Turkey has granted nearly $3.4 million to Somalia’s debt to the International Monetary Fund (IMF), as part of an initiative the fund kicked off earlier this year to relieve the heavy debts of low-income countries.

According to an International Agreement issued on Nov. 5 on the Official Gazette, Turkey contributed some $3.4 million to Somalia for the IMF’s Enhanced Heavily Indebted Poor Countries (HIPC) initiative.

The amount Turkey granted to Somalia’s debt relief corresponds to 2,372,189 of special drawing right (SDRs).

SDRs, based on dollars, euro, yen, sterling and yuan, are the IMF’s official unit of exchange. Member countries hold them at the fund in proportion to their shareholdings.

On March 25, the IMF returned some 11.9 million SDRs to Turkey, to compensate for the loss of income by the fund’s non-performing interest receivables and the Special Contingency Account.

Turkey granted some 2.3 million SDRs out of the aforementioned figure to Somalia’s debt relief initiative at the rate of Ankara’s quota share.
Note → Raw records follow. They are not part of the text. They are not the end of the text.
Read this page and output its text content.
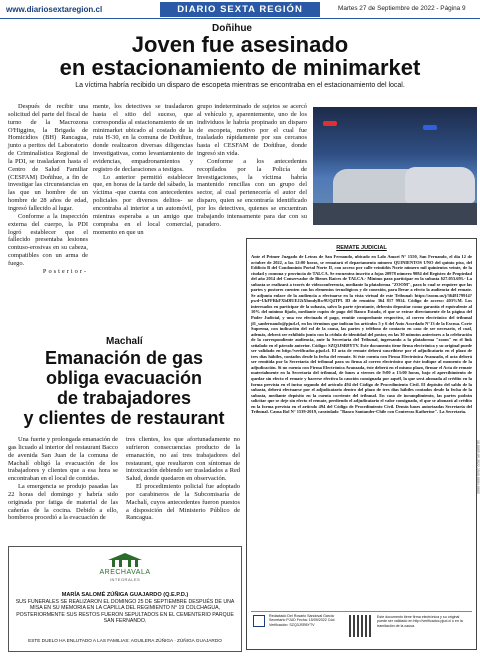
www.diariosextaregion.cl	DIARIO SEXTA REGIÓN	Martes 27 de Septiembre de 2022 - Página 9
Doñihue
Joven fue asesinado
en estacionamiento de minimarket
La víctima habría recibido un disparo de escopeta mientras se encontraba en el estacionamiento del local.

Después de recibir una solicitud del parte del fiscal de turno de la Macrozona O'Higgins, la Brigada de Homicidios (BH) Rancagua, junto a peritos del Laboratorio de Criminalística Regional de la PDI, se trasladaron hasta el Centro de Salud Familiar (CESFAM) Doñihue, a fin de investigar las circunstancias en las que un hombre de un hombre de 28 años de edad, ingresó fallecido al lugar.

Conforme a la inspección externa del cuerpo, la PDI logró establecer que el fallecido presentaba lesiones contuso-erosivas en su cabeza, compatibles con un arma de fuego.

Posterior-

mente, los detectives se trasladaron hasta el sitio del suceso, que correspondía al estacionamiento de un minimarket ubicado al costado de la ruta H-30, en la comuna de Doñihue, donde realizaron diversas diligencias investigativas, como levantamiento de evidencias, empadronamientos y registro de declaraciones a testigos.

Lo anterior permitió establecer que, en horas de la tarde del sábado, la víctima -que cuenta con antecedentes policiales por diversos delitos- se encontraba al interior a un automóvil, mientras esperaba a un amigo que compraba en el local comercial, momento en que un

grupo indeterminado de sujetos se acercó al vehículo y, aparentemente, uno de los individuos le habría propinado un disparo de escopeta, motivo por el cual fue trasladado rápidamente por sus cercanos hasta el CESFAM de Doñihue, donde ingresó sin vida.

Conforme a los antecedentes recopilados por la Policía de Investigaciones, la víctima habría mantenido rencillas con un grupo del sector, al cual pertenecería el autor del disparo, quien se encontraría identificado por los detectives, quienes se encuentran trabajando intensamente para dar con su paradero.

Machalí
Emanación de gas
obliga evacuación
de trabajadores
y clientes de restaurant

Una fuerte y prolongada emanación de gas licuado al interior del restaurant Bacco de avenida San Juan de la comuna de Machalí obligó la evacuación de los trabajadores y clientes que a esa hora se encontraban en el local de comidas.

La emergencia se produjo pasadas las 22 horas del domingo y habría sido originada por fatiga de material de las cañerías de la cocina. Debido a ello, bomberos procedió a la evacuación de

tres clientes, los que afortunadamente no sufrieron consecuencias producto de la emanación, no así tres trabajadores del restaurant, que resultaron con síntomas de intoxicación debiendo ser trasladados a Red Salud, donde quedaron en observación.

El procedimiento policial fue adoptado por carabineros de la Subcomisaría de Machalí, cuyos antecedentes fueron puestos a disposición del Ministerio Público de Rancagua.

REMATE JUDICIAL
Ante el Primer Juzgado de Letras de San Fernando, ubicado en Lalo Amori N° 1550, San Fernando, el día 12 de octubre de 2022, a las 12:00 horas, se rematará el departamento número QUINIENTOS UNO del quinto piso, del Edificio B del Condominio Portal Norte II, con acceso por calle veintidós Norte número mil quinientos veinte, de la ciudad y comuna y provincia de TALCA. Se encuentra inscrito a fojas 20978 número 9084 del Registro de Propiedad del año 2014 del Conservador de Bienes Raíces de TALCA.- Mínimo para participar en la subasta $27.053.693.- La subasta se realizará a través de videoconferencia, mediante la plataforma "ZOOM", para lo cual se requiere que las partes y postores cuenten con los elementos tecnológicos y de conexión, para llevar a efecto la audiencia del remate. Se adjunta enlace de la audiencia a efectuarse en la vista virtual de este Tribunal: https://zoom.us/j/3648179914?pwd=UkFFRkFXbDlUEJ2tXbmdyRw9UQ4TPl. ID de reunión: 364 817 9914. Código de acceso: 403%M. Los interesados en participar de la subasta, salvo la parte ejecutante, deberán depositar como garantía el equivalente al 10% del mínimo fijado, mediante cupón de pago del Banco Estado, el que se extrae directamente de la página del Poder Judicial, y una vez efectuado el pago, remitir comprobante respectivo, al correo electrónico del tribunal jl1_sanfernando@pjud.cl, en los términos que indican los artículos 5 y 6 del Auto Acordado N°13 de la Excma. Corte Suprema, con indicación del rol de la causa, las partes y teléfono de contacto en caso de ser necesario, el cual, además, deberá ser exhibido junto con la cédula de identidad del postor, en las 30 minutos anteriores a la celebración de la correspondiente audiencia, ante la Secretaria del Tribunal, ingresando a la plataforma "zoom" en el link señalado en el párrafo anterior. Código: SZQ3JSR8YTV. Este documento tiene firma electrónica y su original puede ser validado en http://verificadoc.pjud.cl. El acta de remate deberá suscribirse por el adjudicatario en el plazo de tres días hábiles, contados desde la fecha del remate. Si éste cuenta con Firma Electrónica Avanzada, el acta deberá ser remitida por la Secretaria del tribunal para su firma al correo electrónico que éste indique al momento de la adjudicación. Si no cuenta con Firma Electrónica Avanzada, éste deberá en el mismo plazo, firmar el Acta de remate materialmente en la Secretaría del tribunal, de lunes a viernes de 9:00 a 13:00 horas, bajo el apercibimiento de quedar sin efecto el remate y hacerse efectiva la caución consignada por aquél, la que será abonada al crédito en la forma prevista en el inciso segundo del artículo 494 del Código de Procedimiento Civil. El depósito del saldo de la subasta, deberá efectuarse por el adjudicatario dentro del plazo de tres días hábiles contados desde la fecha de la subasta, mediante depósito en la cuenta corriente del tribunal. En caso de incumplimiento, las partes podrán solicitar que se deje sin efecto el remate, perdiendo el adjudicatario el valor consignado, el que se abonará al crédito en la forma prevista en el artículo 494 del Código de Procedimiento Civil. Demás bases autorizadas Secretaría del Tribunal. Causa Rol N° 1539-2019, caratulado "Banco Santander-Chile con Contreras Katherine". La Secretaria.
Redactado Del Rosario Sandoval Garcia Secretario PJUD Fecha: 15/09/2022 Cód. Verificación: SZQ3JSR8YTV
Este documento tiene firma electrónica y su original puede ser validado en http://verificadoc.pjud.cl o en la tramitación de la causa.
ARECHAVALA
INTEGRALES
MARÍA SALOMÉ ZÚÑIGA GUAJARDO (Q.E.P.D.)
SUS FUNERALES SE REALIZARON EL DOMINGO 25 DE SEPTIEMBRE DESPUÉS DE UNA MISA EN SU MEMORIA EN LA CAPILLA DEL REGIMIENTO N° 19 COLCHAGUA, POSTERIORMENTE SUS RESTOS FUERON SEPULTADOS EN EL CEMENTERIO PARQUE SAN FERNANDO.
ESTE DUELO HA ENLUTADO A LAS FAMILIAS: AGUILERA ZÚÑIGA · ZÚÑIGA GUAJARDO
10-0009-09-2022-1540-0004-0003
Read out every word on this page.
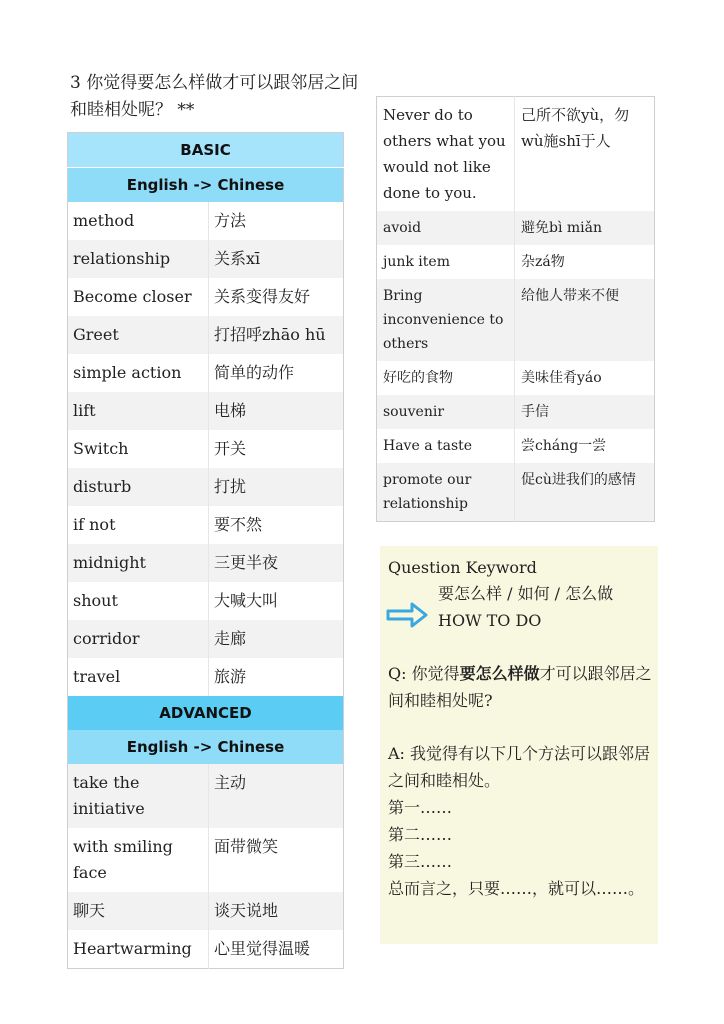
3 你觉得要怎么样做才可以跟邻居之间和睦相处呢？ **
BASIC	
English -> Chinese	
method	方法
relationship	关系xī
Become closer	关系变得友好
Greet	打招呼zhāo hū
simple action	简单的动作
lift	电梯
Switch	开关
disturb	打扰
if not	要不然
midnight	三更半夜
shout	大喊大叫
corridor	走廊
travel	旅游
ADVANCED	
English -> Chinese	
take the initiative	主动
with smiling face	面带微笑
聊天	谈天说地
Heartwarming	心里觉得温暖
Never do to others what you would not like done to you.	己所不欲yù，勿wù施shī于人
avoid	避免bì miǎn
junk item	杂zá物
Bring inconvenience to others	给他人带来不便
好吃的食物	美味佳肴yáo
souvenir	手信
Have a taste	尝cháng一尝
promote our relationship	促cù进我们的感情
Question Keyword
要怎么样 / 如何 / 怎么做
HOW TO DO
Q: 你觉得要怎么样做才可以跟邻居之间和睦相处呢?
A: 我觉得有以下几个方法可以跟邻居之间和睦相处。
第一……
第二……
第三……
总而言之，只要……，就可以……。
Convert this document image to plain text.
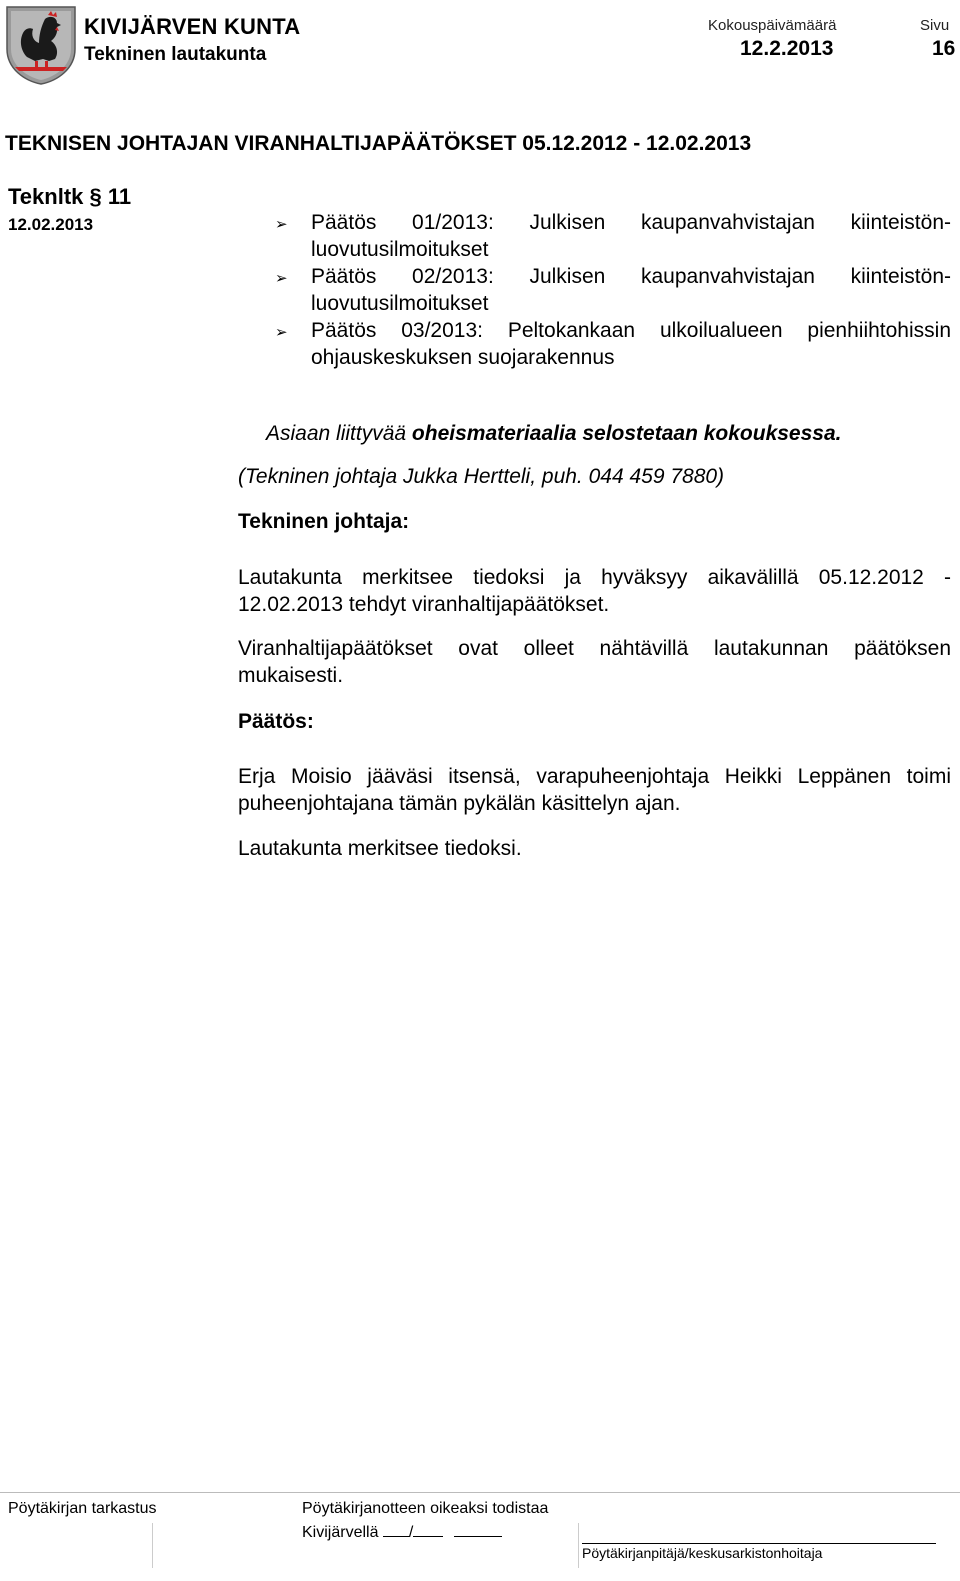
KIVIJÄRVEN KUNTA
Tekninen lautakunta
Kokouspäivämäärä
12.2.2013
Sivu
16
TEKNISEN JOHTAJAN VIRANHALTIJAPÄÄTÖKSET 05.12.2012 - 12.02.2013
Teknltk § 11
12.02.2013	➢ Päätös 01/2013: Julkisen kaupanvahvistajan kiinteistön-luovutusilmoitukset
➢ Päätös 02/2013: Julkisen kaupanvahvistajan kiinteistön-luovutusilmoitukset
➢ Päätös 03/2013: Peltokankaan ulkoilualueen pienhiihtohissin ohjauskeskuksen suojarakennus
Asiaan liittyvää oheismateriaalia selostetaan kokouksessa.
(Tekninen johtaja Jukka Hertteli, puh. 044 459 7880)
Tekninen johtaja:
Lautakunta merkitsee tiedoksi ja hyväksyy aikavälillä 05.12.2012 - 12.02.2013 tehdyt viranhaltijapäätökset.
Viranhaltijapäätökset ovat olleet nähtävillä lautakunnan päätöksen mukaisesti.
Päätös:
Erja Moisio jääväsi itsensä, varapuheenjohtaja Heikki Leppänen toimi puheenjohtajana tämän pykälän käsittelyn ajan.
Lautakunta merkitsee tiedoksi.
Pöytäkirjan tarkastus	Pöytäkirjanotteen oikeaksi todistaa
Kivijärvellä /
Pöytäkirjanpitäjä/keskusarkistonhoitaja
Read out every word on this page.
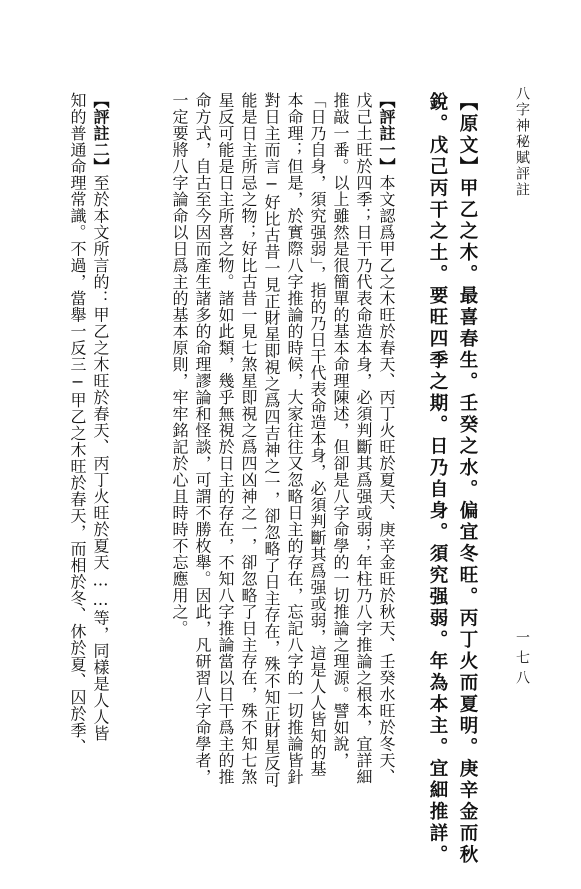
八字神秘賦評註
一七八
【原文】甲乙之木。最喜春生。壬癸之水。偏宜冬旺。丙丁火而夏明。庚辛金而秋
銳。戊己丙干之土。要旺四季之期。日乃自身。須究强弱。年為本主。宜細推詳。
【評註一】本文認爲甲乙之木旺於春天、丙丁火旺於夏天、庚辛金旺於秋天、壬癸水旺於冬天、
戊己土旺於四季；日干乃代表命造本身，必須判斷其爲强或弱；年柱乃八字推論之根本，宜詳細
推敲一番。以上雖然是很簡單的基本命理陳述，但卻是八字命學的一切推論之理源。譬如說，
「日乃自身，須究强弱」，指的乃日干代表命造本身，必須判斷其爲强或弱，這是人人皆知的基
本命理；但是，於實際八字推論的時候，大家往往又忽略日主的存在，忘記八字的一切推論皆針
對日主而言─好比古昔一見正財星即視之爲四吉神之一，卻忽略了日主存在，殊不知正財星反可
能是日主所忌之物；好比古昔一見七煞星即視之爲四凶神之一，卻忽略了日主存在，殊不知七煞
星反可能是日主所喜之物。諸如此類，幾乎無視於日主的存在，不知八字推論當以日干爲主的推
命方式，自古至今因而產生諸多的命理謬論和怪談，可謂不勝枚舉。因此，凡研習八字命學者，
一定要將八字論命以日爲主的基本原則，牢牢銘記於心且時時不忘應用之。
【評註二】至於本文所言的：甲乙之木旺於春天、丙丁火旺於夏天……等，同樣是人人皆
知的普通命理常識。不過，當舉一反三─甲乙之木旺於春天，而相於冬、休於夏、囚於季、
Turkey and Somalia have been in close contact and cooperation since 2011 when the then prime minister and incumbent President Recep Tayyip Erdoğan visited the country during a catastrophic famine. Ever since, Turkey provided infrastructural, humanitarian and medical assistance to the east African country.

Earlier in March, the IMF and the World Bank approves Somalia’s eligibility for debt relief under the HIPC initiative, a key move that will allow the Horn of Africa to lower its $5.2 billion in external debt to around $557 million.

Somalia, with a population of 15 million, is the 37th country to reach this “Decision Point” under the enhanced Heavily Indebted Poor Countries (HIPC) Initiative.

The decision came at a critical time for Somalia, which is grappling with the coronavirus outbreak.